Artist+Jason+Paradis+%E2%80%9CNight+for+Day%E2%80%9D+exhibit+features+a+carefully+constructed+version+of+the+sky+as+seen+from+Evanston.

Portrait by Sean Su/Daily Senior Staffer

Artist Jason Paradis’ “Night for Day” exhibit features a carefully constructed version of the sky as seen from Evanston.

Alice Yin, Development Editor

The Dittmar Gallery room will be transformed into a Northwestern-personalized map of the evening sky, complete with rocks from around campus.

Called the “Night for Day” exhibit, the art installation will open Friday and be featured until Feb. 8. Jason Paradis, a New York-based artist and university professor, will attend an opening reception tomorrow evening.

This installation is uniquely made for NU. Paradis used a computer program to plot the position of the stars during Friday’s sunrise and sunset. He set the location to a viewpoint above Dittmar Gallery and crafted 16 paintings to be placed around the room.

“I’ve been interested in nautical twilight lately,” Paradis said. “That sort of moment when the sun is on the horizon … that moment between night and day … I thought that was an interesting juxtaposition.”

A pile of rocks, which was directly taken from NU’s construction sites and old buildings, will rest in the center of the room, connected with yarn to stars in the paintings on the wall. Paradis said the direction of yarn represents rays of light from the stars hitting the rock pile — or light spilling out of the rocks and into the paintings, depending on the visitor’s interpretation.

“It shifts as you walk around it, encouraging people to walk in and around and under the strings,” Paradis said. “There’s this sense that nothing is the same.”

The setting also evokes an ominous feeling, Paradis said.
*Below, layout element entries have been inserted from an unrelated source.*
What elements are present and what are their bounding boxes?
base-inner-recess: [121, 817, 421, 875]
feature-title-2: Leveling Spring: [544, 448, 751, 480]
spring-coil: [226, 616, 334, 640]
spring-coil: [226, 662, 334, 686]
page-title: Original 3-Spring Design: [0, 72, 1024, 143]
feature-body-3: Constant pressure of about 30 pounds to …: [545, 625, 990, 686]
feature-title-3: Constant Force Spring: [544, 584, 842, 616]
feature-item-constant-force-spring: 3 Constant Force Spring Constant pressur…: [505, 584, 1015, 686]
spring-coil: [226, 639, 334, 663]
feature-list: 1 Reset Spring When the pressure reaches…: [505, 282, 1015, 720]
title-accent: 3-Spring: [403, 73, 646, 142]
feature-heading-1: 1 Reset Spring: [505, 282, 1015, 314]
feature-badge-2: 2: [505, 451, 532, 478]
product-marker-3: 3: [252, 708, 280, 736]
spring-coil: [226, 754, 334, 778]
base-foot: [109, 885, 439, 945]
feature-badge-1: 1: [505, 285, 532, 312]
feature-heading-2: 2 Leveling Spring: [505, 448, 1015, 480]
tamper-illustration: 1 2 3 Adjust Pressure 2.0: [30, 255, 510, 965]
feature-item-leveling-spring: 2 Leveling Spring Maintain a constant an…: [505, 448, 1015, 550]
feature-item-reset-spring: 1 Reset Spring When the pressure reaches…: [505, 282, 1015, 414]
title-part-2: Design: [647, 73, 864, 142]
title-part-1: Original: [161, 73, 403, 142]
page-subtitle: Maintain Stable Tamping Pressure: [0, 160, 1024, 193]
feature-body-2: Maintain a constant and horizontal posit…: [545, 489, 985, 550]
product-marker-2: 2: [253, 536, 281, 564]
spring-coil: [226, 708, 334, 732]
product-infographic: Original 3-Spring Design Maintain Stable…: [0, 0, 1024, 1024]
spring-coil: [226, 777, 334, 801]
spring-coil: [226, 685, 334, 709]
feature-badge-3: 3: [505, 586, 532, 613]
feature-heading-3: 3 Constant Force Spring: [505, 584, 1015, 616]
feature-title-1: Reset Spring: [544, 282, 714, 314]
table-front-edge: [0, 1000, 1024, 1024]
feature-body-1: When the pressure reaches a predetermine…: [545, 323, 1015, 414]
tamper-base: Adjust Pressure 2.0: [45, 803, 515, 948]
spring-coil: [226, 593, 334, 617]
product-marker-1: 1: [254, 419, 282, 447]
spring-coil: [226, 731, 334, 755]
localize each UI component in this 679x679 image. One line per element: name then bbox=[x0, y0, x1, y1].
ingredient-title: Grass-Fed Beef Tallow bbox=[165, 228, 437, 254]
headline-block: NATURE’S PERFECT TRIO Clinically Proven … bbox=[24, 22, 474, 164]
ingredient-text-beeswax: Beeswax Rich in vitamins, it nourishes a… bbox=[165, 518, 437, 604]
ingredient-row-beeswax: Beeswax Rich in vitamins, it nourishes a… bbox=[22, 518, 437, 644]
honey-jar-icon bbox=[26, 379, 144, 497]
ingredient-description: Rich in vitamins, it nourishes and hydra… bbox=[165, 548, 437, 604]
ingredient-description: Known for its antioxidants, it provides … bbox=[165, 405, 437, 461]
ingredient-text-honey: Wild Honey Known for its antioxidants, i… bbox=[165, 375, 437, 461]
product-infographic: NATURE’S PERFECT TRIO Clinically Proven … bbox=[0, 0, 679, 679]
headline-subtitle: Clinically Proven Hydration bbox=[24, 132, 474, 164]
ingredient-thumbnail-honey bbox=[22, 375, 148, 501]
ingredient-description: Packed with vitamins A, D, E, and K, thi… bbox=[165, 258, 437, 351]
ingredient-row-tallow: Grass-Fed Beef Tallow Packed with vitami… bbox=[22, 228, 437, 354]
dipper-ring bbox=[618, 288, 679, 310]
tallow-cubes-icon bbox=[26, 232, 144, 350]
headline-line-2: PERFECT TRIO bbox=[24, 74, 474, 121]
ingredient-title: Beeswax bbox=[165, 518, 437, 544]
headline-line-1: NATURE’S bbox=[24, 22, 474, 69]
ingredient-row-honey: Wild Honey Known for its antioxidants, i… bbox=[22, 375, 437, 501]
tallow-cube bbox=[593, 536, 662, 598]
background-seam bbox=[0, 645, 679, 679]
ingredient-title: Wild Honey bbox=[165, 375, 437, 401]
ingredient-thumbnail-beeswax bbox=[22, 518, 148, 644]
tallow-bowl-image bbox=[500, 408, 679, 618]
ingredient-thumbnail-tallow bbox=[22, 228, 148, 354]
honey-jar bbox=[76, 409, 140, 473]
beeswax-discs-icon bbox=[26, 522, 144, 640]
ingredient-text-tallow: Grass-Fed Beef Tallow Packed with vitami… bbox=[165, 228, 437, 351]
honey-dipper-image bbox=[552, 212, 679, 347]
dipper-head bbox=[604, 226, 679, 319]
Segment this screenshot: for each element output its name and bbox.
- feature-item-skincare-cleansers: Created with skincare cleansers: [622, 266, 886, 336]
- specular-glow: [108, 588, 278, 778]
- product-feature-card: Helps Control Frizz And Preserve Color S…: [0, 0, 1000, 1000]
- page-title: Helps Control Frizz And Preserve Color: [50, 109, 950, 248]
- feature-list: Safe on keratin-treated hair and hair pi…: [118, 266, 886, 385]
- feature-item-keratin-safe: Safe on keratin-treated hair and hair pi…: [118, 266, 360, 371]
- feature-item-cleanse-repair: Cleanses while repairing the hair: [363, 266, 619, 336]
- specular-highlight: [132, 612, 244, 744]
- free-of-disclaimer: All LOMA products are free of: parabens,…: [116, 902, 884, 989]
Like the lone hiker at dusk, visitors should also have sense of mystery when they walk inside the collection.

Paradis, who does a lot of camping, wanted his installation to emulate the atmosphere of sitting under the stars by a fire. His paintings, which are an assortment of blue washes with stars and lines painted over, depict the shifting sky during sunrise and sunset. The pile of rocks represents something man-made — a campfire pit or a burial mound, for example.

“You feel like this small person,” Paradis said. “I guess part of it is I want people to contemplate what it is that they end up doing when looking up at the stars.”

For the color scheme, Paradis used shades of cobalt and navy as the lightening and darkening sky. The canvases are built on multiple layers as a mock imitation of nature. Paradis said this color selection includes colors that everyone associates with the sky, but that they are still just representations.

“We say the sky is blue but it’s not,” Paradis said. “It’s gray, it’s all these other colors.”

Paradis arrived on Wednesday to begin setting up. It is his first exhibition featured in the Chicago area. He has been working on the design and paintings of this installation for the past six months.

SESP junior Darien Wendell, who serves as Dittmar’s curator and coordinator, assisted Paradis with setting up the installation. She said his localizing the work to Dittmar’s location is a unique concept that she hasn’t seen before while working with the gallery, and she thinks students will love the display.

“People are going to have their socks knocked off,” Wendell said. “It was really beautiful and intricate — seeing how he took kind of the ethereal sky and brought it down and made it material.”